Vous savez
ma passion pour les carnets d'artiste. Celui que les Éditions de la
Différence ont consacré aux croquis du peintre Théo Tobiasse est une
petite merveille. J'attendais mon exemplaire depuis quelques jours avec
impatience. Le facteur a déposé dans ma boîte ce matin la grande
enveloppe blanche. Il est enfin arrivé. Avec une dédicace de l'auteur.
Superbe album.
.
« J'aime Venise aux souvenirs entrecroisés » écrit-il dans la préface de l'album, « les uns sur les autres. Hommes assis sur leur chaise, femmes à la vigilance inquiète. Le passé s'engouffre dans le présent »...
Théo Tobiasse
est d'origine lituanienne. Il est né en 1927 à Jaffa, en Palestine où
la famille venait d'émigrer. Retournés en Lituanie, les Tobiasse
s'installent ensuite à Paris pour fuir les pogroms. Comme Arbit Blatas quelques années plus tôt. Par manque d'argent la famille ne peut pas fuir et doit rester cachée deux ans. A la libération, Le jeune Tobiasse trouve un emploi chez l'imprimeur d'art Draegger.

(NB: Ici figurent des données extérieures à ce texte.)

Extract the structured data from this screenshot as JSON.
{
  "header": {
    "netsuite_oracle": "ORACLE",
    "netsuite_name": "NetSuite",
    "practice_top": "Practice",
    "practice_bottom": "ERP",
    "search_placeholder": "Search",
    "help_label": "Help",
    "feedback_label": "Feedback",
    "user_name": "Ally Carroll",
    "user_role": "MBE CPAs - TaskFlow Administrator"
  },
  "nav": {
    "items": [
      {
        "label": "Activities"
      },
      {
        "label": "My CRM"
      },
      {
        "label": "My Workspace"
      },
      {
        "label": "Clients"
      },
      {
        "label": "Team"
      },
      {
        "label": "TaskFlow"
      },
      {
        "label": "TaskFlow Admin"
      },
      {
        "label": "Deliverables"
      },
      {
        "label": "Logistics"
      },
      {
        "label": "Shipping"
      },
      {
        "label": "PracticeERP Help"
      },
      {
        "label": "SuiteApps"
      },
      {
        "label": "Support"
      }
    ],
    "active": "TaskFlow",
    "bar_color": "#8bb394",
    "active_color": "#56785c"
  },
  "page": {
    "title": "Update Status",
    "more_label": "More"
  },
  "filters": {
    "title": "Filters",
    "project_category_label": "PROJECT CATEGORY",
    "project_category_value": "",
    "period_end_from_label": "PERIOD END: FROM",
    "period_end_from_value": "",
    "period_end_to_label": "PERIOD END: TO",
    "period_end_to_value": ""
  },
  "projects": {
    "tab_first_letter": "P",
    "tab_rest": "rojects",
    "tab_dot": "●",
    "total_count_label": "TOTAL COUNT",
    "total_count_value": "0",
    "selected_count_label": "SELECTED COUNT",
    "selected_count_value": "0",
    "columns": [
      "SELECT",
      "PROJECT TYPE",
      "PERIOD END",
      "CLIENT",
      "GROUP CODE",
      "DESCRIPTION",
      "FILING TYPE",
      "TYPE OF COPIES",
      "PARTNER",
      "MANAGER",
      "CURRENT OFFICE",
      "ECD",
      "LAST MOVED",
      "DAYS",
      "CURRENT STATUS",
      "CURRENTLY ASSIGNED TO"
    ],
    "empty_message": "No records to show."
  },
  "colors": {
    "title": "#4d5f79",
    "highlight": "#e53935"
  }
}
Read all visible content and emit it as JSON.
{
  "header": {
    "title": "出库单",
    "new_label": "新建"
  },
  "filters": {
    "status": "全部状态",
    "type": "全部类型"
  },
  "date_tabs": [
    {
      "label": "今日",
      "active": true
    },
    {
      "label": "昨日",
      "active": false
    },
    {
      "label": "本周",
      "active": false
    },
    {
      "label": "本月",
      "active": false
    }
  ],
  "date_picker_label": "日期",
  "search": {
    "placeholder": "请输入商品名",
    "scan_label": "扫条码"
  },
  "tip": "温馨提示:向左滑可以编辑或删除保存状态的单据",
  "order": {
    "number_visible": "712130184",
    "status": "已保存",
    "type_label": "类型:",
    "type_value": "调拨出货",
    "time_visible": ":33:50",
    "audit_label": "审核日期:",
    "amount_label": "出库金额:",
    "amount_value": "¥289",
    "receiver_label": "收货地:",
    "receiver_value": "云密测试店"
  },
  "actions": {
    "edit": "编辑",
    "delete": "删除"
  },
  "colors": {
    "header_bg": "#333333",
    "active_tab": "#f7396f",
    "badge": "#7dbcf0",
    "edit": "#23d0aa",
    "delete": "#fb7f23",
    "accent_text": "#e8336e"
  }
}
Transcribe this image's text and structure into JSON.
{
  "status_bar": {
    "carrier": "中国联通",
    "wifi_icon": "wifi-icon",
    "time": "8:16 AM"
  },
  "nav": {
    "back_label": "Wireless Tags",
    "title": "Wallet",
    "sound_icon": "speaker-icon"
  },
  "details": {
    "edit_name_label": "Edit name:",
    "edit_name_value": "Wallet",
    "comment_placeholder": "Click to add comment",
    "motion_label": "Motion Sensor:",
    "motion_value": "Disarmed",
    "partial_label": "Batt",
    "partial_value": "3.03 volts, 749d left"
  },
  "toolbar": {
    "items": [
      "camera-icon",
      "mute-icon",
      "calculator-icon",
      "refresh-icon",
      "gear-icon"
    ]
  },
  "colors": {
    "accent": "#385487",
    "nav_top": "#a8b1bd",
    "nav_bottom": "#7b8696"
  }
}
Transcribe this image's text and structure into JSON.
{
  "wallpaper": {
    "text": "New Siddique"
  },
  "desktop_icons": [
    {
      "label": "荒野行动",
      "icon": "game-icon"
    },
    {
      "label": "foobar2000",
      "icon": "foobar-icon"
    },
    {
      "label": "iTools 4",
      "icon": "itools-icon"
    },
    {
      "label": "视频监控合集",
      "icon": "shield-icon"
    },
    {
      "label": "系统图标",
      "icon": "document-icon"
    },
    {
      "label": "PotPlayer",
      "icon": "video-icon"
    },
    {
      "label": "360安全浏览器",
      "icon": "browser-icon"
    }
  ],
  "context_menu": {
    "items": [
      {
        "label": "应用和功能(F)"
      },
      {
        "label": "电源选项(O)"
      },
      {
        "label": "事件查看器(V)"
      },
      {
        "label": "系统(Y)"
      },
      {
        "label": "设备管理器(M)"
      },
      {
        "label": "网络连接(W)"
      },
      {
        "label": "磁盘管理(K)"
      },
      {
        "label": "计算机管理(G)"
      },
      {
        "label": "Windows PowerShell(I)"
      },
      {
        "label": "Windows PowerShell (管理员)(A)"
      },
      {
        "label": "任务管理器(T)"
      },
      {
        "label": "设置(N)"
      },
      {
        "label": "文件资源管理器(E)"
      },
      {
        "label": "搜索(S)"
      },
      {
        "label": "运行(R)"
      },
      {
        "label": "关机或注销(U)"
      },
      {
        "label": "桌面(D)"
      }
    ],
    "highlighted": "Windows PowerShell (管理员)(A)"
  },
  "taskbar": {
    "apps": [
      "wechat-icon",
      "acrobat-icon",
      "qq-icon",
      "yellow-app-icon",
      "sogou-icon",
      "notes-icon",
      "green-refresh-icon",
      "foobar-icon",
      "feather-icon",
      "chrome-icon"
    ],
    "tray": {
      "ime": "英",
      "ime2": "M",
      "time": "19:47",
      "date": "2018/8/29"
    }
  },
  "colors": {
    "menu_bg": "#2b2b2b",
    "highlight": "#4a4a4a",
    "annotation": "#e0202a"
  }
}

Il y réalisera des décors de théâtre, des décorations de vitrines de
magasin, puis dessinera des emballages, des logos, des catalogues.
Installé
à Nice, il découvre la lumière et les paysages provençaux et se met à
peindre. Il est vite repéré par les critiques et le public s'intéresse à
ses œuvres. En 1966, Venise découvre Venise qui devient une des
sources fondamentales de son art. Il y puise une nouvelle inspiration,
retrouvant dans la cité des doges la synthèse des influences qui l'ont
fait grandir en tant qu'artiste. Derrière une apparente nonchalance et
une forte dérision, Tobiasse
exprime dans ses travaux une grande sensibilité et il ressort de son travail quelque chose de très dense. La bible et l'histoire du peuple
juif rejoignent dans les années 70 les thèmes de l'enfance et de l'exode
pour s'imposer dans son œuvre.
Artiste très prolixe, manipulant le feutre et l'encre avec autant de vigueur et de dextérité que la couleur, il est
le peintre du bonheur inquiet, de la satisfaction mêlée de modestie de
l'homme après l'effort ou après un bon repas. C'est aussi comme ses
cousins en art, Chaïm Soutine, Chagall, Blatas,
le peintre d'une douleur contenue, pour qui la joie de survivre, celle
de pouvoir voir et de contempler ce que d'autres n'ont pas eu la chance
de contempler, fait avancer chaque jour le vieil enfant qui sommeille en
lui. La peinture de Tobiasse ? Quelque chose d'intense et de léger à la
fois.
Son amour pour Venise est flagrant. Ces extraits le confirment :
« Venise
que j'aime, opéra permanent qui se joue au pied de la Salute. Joyau
tissé de nostalgie où la voix des prophètes ne s'éteint jamais. Peuple
assoiffé de pulsions étranges. Palais de marbre, ciselés, barricades de
joie dressées dans un silence de miroirs. Colonnes gravées
d'invraisemblables tendresses, l'hiver à Venise meurt entre deux vagues
de gondoles. Les ponts se rouillent contre les murs inspirés. »
[...]
« Depuis,
dans mon coeur je vis avec une fenêtre ouverte sur le Grand Canal. Des
fleurs séchées creusent le temps et les canaux. La nuit, les rues
désertes, où rôdent des éclats de rire, font écho au silence dans les
replis des pierres. »
[...]
« L'enfant rejoint le poète sur le trône des doges.»